O outro sucesso de Cavalcanti na Inglaterra foi sua contribuição para o compêndio de terror No Silêncio da Noite. Uma colaboração entre vários escritores e diretores, adaptando histórias já existentes de fantasmas, o filme alcança uma extradordinária coerência, em parte devida a força não usual de sua estrutura de enquadramento. Recentemente o episódio de Robert Hamer, que lida com um espelho assombrado começou a receber o reconhecimento merecido, mas o curta de Cavalcanti sempre foi acertadamente considerado o ponto alto do filme. Michael Redgrave faz o papel de um ventríloquo neurastênico atormentado pela crença de que seu boneco tem uma mente própria.. O tema clássico nunca foi expressado de forma mais poderosa e Redgrave faz brilhante perfomance de um homem dividido, inspirando-se nas performances do cinema expressionista alemão, notadamente Conrad Veidt em O Estudante de Praga (Robert Wiene, 1926). Enquanto os filmes de terror do período eram cuidadosos em apresentar finais felizes em que a ordem era restaurada, a história de fantasma sempre se especializou em finais arrepiantes e Cavalcanti realizou um clímax realmente assustador e um desfecho ainda mais terrível, desprovido de toda esperança e inspirador tanto de pena quanto de repulsa pelo louco – e possuído – herói.

O quadro do Ealing era bem estranho e cineastas talentosos freqüentemente encontravam dificuldade em conseguir aval para seus projetos, mesmo se o anterior tivesse sido um sucesso. Assim Robert Hamer não pôde seguir o sucesso sem paralelos de As Oito Vítimas (Kind Hearts and Coronets, 1949) com nenhum projeto e Cavalcanti foi pressionado a fazer Nicholas Nickleby (1947) apesar de sua profunda falta de entusiasmo por Dickens.

Em um episódio mais feliz, o thriller noir de Cav Nas Garras da Fatalidade (They Made Me a Fugitive, 1947) é uma contribuição concisa e interessante a um gênero dominado por americanos (mesmo os melhores noirs britânicos costumam ser trabalhos de americanos fugindo da caça às bruxas). Partindo de um início forte, em que um amargo ex-militar (o intenso Trevor Howard) cai na vida do crime, o filme busca força na doce inocência da heroína Sally Gray e na maliciosa vilania de Griffith Jones como o gângster Narcy (apelido de Narcissus). A eficiência de Jones no papel pode dever um pouco à sua própria amargura – "Ninguém quer mais saber de atores sinceros", ele reclamaria a um amigo meu depois de alguns drinques.

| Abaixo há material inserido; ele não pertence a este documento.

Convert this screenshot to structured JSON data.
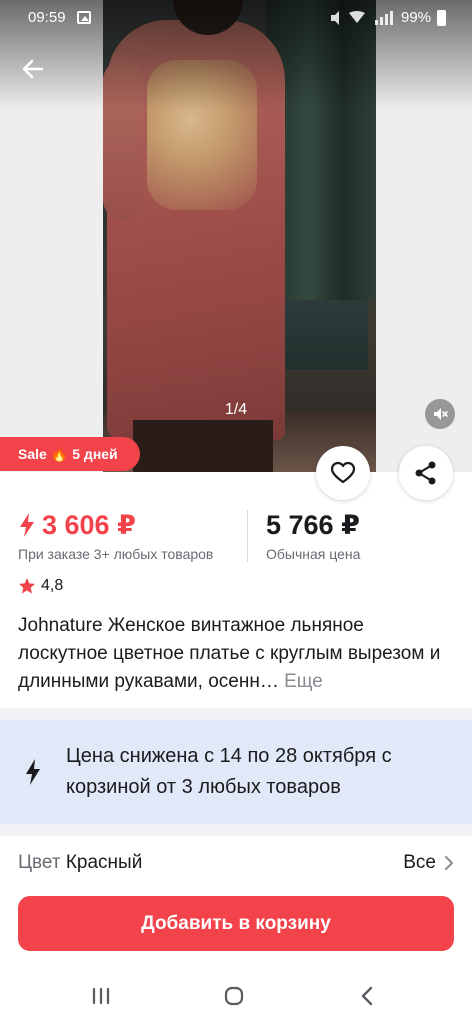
{
  "status_bar": {
    "time": "09:59",
    "battery": "99%",
    "icons": [
      "gallery-icon",
      "mute-icon",
      "wifi-icon",
      "signal-icon",
      "battery-icon"
    ]
  },
  "gallery": {
    "counter": "1/4",
    "sale_badge": {
      "prefix": "Sale",
      "suffix": "5 дней",
      "icon": "fire-icon"
    }
  },
  "price": {
    "current": "3 606 ₽",
    "current_note": "При заказе 3+ любых товаров",
    "regular": "5 766 ₽",
    "regular_note": "Обычная цена"
  },
  "rating": "4,8",
  "product": {
    "title": "Johnature Женское винтажное льняное лоскутное цветное платье с круглым вырезом и длинными рукавами, осенн…",
    "more": "Еще"
  },
  "promo": {
    "text": "Цена снижена с 14 по 28 октября с корзиной от 3 любых товаров"
  },
  "color": {
    "label": "Цвет",
    "value": "Красный",
    "all": "Все"
  },
  "cart_button": "Добавить в корзину",
  "colors": {
    "accent": "#f2434b",
    "promo_bg": "#e1e8f7",
    "muted_text": "#6a6a72"
  }
}
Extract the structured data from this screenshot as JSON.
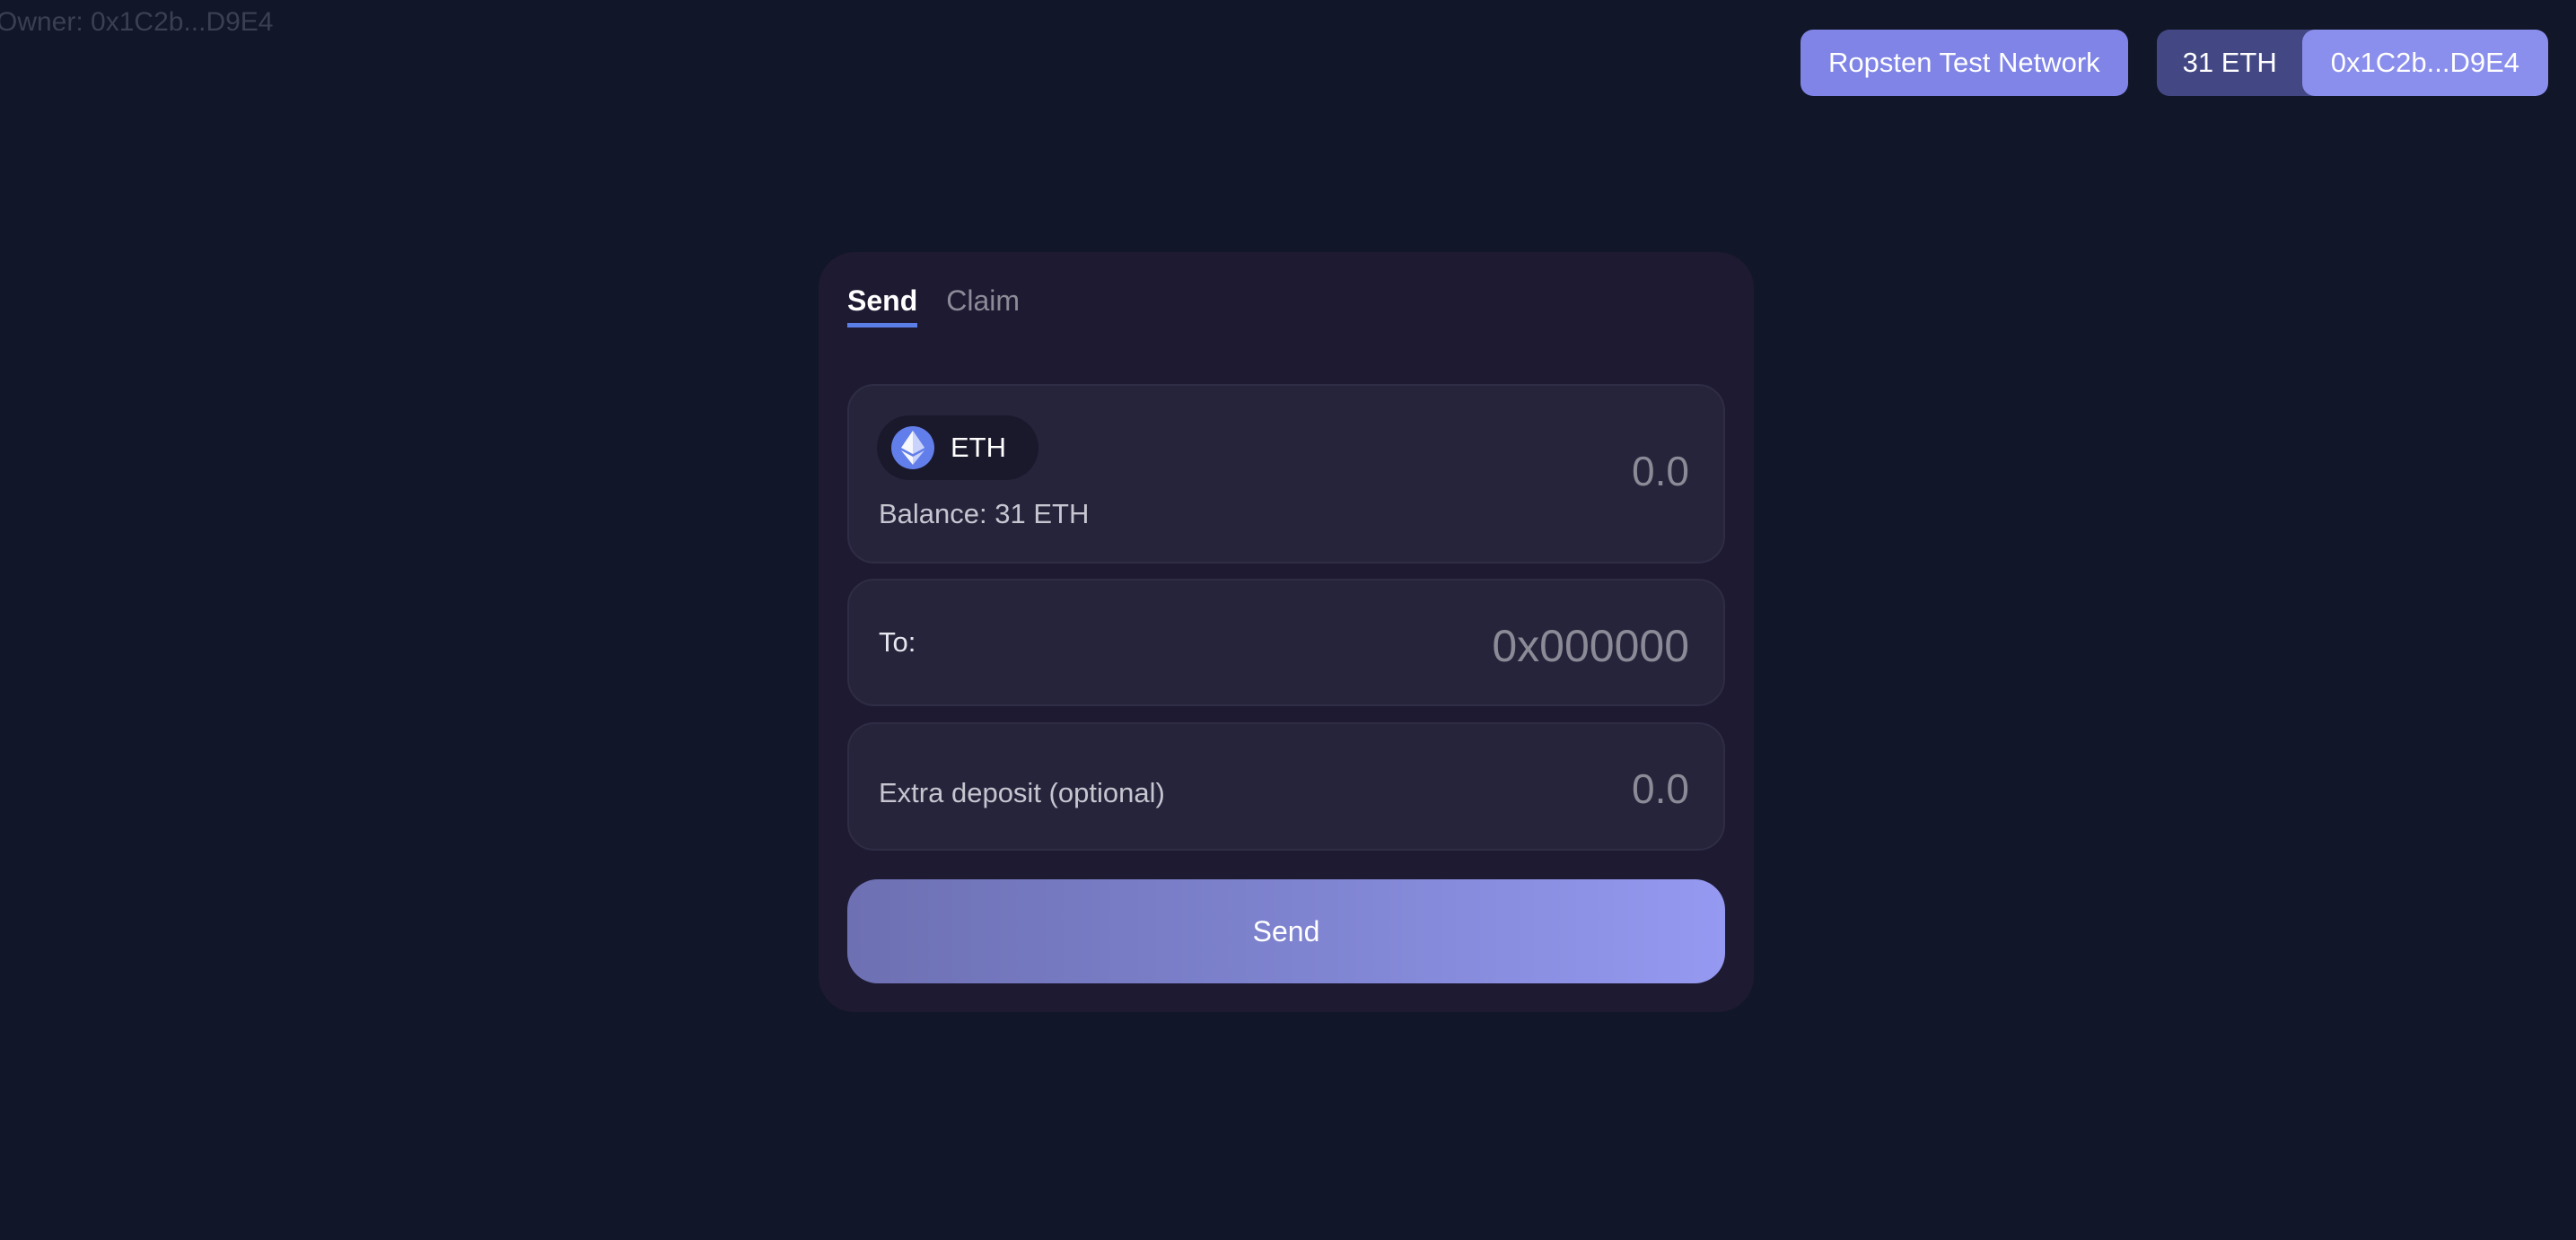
{
  "owner_label": "Owner: 0x1C2b...D9E4",
  "header": {
    "network_label": "Ropsten Test Network",
    "balance_label": "31 ETH",
    "address_label": "0x1C2b...D9E4"
  },
  "card": {
    "tabs": [
      {
        "label": "Send",
        "active": true
      },
      {
        "label": "Claim",
        "active": false
      }
    ],
    "amount_panel": {
      "token_label": "ETH",
      "token_icon": "ethereum-icon",
      "balance_text": "Balance: 31 ETH",
      "placeholder": "0.0"
    },
    "to_panel": {
      "label": "To:",
      "placeholder": "0x000000"
    },
    "extra_panel": {
      "label": "Extra deposit (optional)",
      "placeholder": "0.0"
    },
    "send_button_label": "Send"
  },
  "colors": {
    "background": "#111628",
    "card": "#1e1a32",
    "panel": "#25243b",
    "accent": "#7f84e6",
    "tab_underline": "#5b7fe6",
    "eth_icon": "#627eea"
  }
}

O filme continua a ser eficiente até o seu clímax, quando de súbito decola para um brilhantismo com um tiroteio em um quarto cheio de caixões, uma queda do teto vista por câmera subjetiva e uma seqüência final tremendamente romântica. Com material inspirador, Cavalcanti poderia criar seqüências visuais do nóvel de grandes nomes do cinema Britânico, tais como Lean, Reed ou Powell.

Tendo dado ao cinema britânico alguns bons filmes e algumas obras-primas, Cavalcanti continuou. Eu devo deixar para outros contarem suas aventuras subseqüentes no cinema – mas eu lerei o que têm a dizer com muito interesse, para me ajudar a construir uma idéia melhor desse fascinante gênio itinerante do cinema mundial.

David Cairns
(diretor e roteirista de cinema e televisão, palestrante e jornalista instalado na Escócia)
Tradução de Juliana Fausto.

1. Entrevista para a BBC, 1977. Outras referências bibliográficas de ajuda: Shepperton Babylon, Matthew Sweet, Faber and Faber, Londres, 2005.
English Gothic: A Century of Horror Cinema, Jonathan Rigby, Reynolds and Hearn Ltd, Londres, 2000.